この調整が上手くいっている状態=感覚統合ができている状態、環境に対して順応が出来ている状態、です。
それに対して感覚統合が上手くいかない時は、全ての音が同じボリュームで聞こえているというイメージです。
この状態の時に落ち着いて相手の話に集中することは大人でも難しいです。
感覚刺激には、目から入ってくる視覚刺激、耳から入ってくる聴覚刺激、皮膚で感じる触覚刺激など、なじみ深い「五感」があります。また、無意識に使っている、前庭覚(平衡感覚)や固有覚(力の入れ具合)という感覚もあります。
こうした感覚刺激に対して、私たちは生きるための原始的な反射である「防衛反応」をします。この反応が、落ち着きのなさと関わるポイントです。
例えば、たくさんの人がいてあちこちから話し声がするところ、大きな音がする場所、密閉された空間でマイクを通した音が聞こえる場面などで、落ち着きがなくなることがある。もしくは、耳をふさぐ、その場から立ち去ろうとする、泣き叫ぶ。
⇒聴覚過敏による防衛反応の可能性が考えられます。
また、感覚統合が上手くいっていない場合に起こることとして、足元が不安定な場所や電車の中など、揺れにおびえて落ち着かない。
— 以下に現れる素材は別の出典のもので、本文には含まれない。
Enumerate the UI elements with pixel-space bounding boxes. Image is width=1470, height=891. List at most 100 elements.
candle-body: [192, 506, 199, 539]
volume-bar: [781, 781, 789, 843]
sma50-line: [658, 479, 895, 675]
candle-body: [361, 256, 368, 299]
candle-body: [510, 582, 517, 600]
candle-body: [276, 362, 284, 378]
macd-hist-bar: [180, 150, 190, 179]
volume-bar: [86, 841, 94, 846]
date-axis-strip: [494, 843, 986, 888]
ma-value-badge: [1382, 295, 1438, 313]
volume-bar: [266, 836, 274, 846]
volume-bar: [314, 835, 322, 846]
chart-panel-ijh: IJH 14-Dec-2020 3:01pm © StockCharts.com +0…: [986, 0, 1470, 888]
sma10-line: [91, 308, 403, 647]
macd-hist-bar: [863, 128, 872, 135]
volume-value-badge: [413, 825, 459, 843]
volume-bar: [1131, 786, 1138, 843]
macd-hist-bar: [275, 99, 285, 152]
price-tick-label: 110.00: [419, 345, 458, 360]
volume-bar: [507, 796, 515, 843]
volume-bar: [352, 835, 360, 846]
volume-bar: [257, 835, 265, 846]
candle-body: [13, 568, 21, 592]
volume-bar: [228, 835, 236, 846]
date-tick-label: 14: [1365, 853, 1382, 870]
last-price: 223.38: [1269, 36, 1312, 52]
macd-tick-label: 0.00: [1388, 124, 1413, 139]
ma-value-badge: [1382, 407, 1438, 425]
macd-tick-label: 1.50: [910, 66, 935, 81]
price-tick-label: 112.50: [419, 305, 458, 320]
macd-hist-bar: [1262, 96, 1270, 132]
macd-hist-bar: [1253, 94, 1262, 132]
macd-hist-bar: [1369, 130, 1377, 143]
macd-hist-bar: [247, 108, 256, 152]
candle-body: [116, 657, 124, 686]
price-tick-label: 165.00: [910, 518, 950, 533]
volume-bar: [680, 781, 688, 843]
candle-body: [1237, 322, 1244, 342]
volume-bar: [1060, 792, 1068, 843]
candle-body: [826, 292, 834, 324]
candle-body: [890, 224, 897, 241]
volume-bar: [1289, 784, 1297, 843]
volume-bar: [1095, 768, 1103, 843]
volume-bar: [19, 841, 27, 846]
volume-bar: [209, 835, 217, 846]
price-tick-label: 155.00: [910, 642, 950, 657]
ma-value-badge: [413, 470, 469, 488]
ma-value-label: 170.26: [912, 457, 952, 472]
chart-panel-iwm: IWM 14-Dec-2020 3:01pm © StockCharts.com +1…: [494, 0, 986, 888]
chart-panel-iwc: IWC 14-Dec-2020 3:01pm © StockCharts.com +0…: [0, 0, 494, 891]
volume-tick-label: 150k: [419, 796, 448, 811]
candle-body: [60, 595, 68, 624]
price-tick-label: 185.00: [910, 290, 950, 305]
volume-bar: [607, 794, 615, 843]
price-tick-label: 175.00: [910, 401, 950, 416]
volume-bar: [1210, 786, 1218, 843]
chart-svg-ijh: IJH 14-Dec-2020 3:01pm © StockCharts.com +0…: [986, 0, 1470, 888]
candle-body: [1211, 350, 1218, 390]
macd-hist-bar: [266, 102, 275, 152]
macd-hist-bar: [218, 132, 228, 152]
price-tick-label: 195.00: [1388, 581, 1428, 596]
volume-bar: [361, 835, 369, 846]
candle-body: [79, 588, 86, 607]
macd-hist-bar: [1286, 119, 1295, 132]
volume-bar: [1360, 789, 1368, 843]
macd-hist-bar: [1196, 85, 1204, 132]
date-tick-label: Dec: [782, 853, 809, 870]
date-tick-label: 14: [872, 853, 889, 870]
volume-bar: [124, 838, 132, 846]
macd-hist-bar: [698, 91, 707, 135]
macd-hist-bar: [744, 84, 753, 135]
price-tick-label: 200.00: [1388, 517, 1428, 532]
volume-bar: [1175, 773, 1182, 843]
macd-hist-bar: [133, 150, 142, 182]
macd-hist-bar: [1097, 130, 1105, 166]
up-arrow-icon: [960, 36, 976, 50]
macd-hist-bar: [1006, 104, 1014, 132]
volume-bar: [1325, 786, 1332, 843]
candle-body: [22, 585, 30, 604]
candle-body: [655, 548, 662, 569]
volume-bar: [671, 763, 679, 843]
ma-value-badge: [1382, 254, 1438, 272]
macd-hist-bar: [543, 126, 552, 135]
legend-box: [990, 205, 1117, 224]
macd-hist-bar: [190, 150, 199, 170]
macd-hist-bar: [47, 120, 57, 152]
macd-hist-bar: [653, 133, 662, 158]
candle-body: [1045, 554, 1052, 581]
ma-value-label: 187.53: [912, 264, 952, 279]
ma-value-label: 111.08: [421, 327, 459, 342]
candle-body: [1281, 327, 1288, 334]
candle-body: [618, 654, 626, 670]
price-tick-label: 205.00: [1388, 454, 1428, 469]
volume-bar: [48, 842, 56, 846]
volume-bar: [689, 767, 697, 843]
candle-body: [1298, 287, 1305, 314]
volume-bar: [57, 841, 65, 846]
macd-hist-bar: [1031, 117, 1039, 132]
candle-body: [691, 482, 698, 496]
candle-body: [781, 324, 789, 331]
⇒前庭覚(平衡感覚)の感覚統合がうまくいっていない時期にある、重力不安の可能性が考えられます。
そんな時の対応方として・・・
【原始系】⇒【識別系】
感覚刺激の交通整理が追い付いていない場合は、原始的な反応をしているだけなので、識別系のスイッチを入れてあげると良いです。
識別系のスイッチとは、ものを見て、触って、音を聞いて、「ん?これなんだ?」と確かめようとする仕組みのことです。
例えば、髪の毛を切ることを嫌がる子どもたちは、首筋や耳に冷たい刃物が当たった時の感覚刺激に対して、原始的な反射である触覚防衛反応がはたらいていることが多いと言われています。
そんな時は、はさみを見せて触らせたり、鏡を見せてどんな風に切るのかを確認させたり、実際に大人が髪の毛を切られている場面を見せたりすると、これから何が起こるのかを理解し確かめることによって、原始的な反射にブレーキがかかるようになります。
このように、感覚の統合がうまくいっていない子どもたちには、「普段から感覚刺激を入れつつ、識別系のネットワークが優位になるようにかかわる」ことも、ポイントの一つです。
是非、お子さまとお出かけされた時などに感覚を意識出来るような声掛けをしてみてあげて下さい。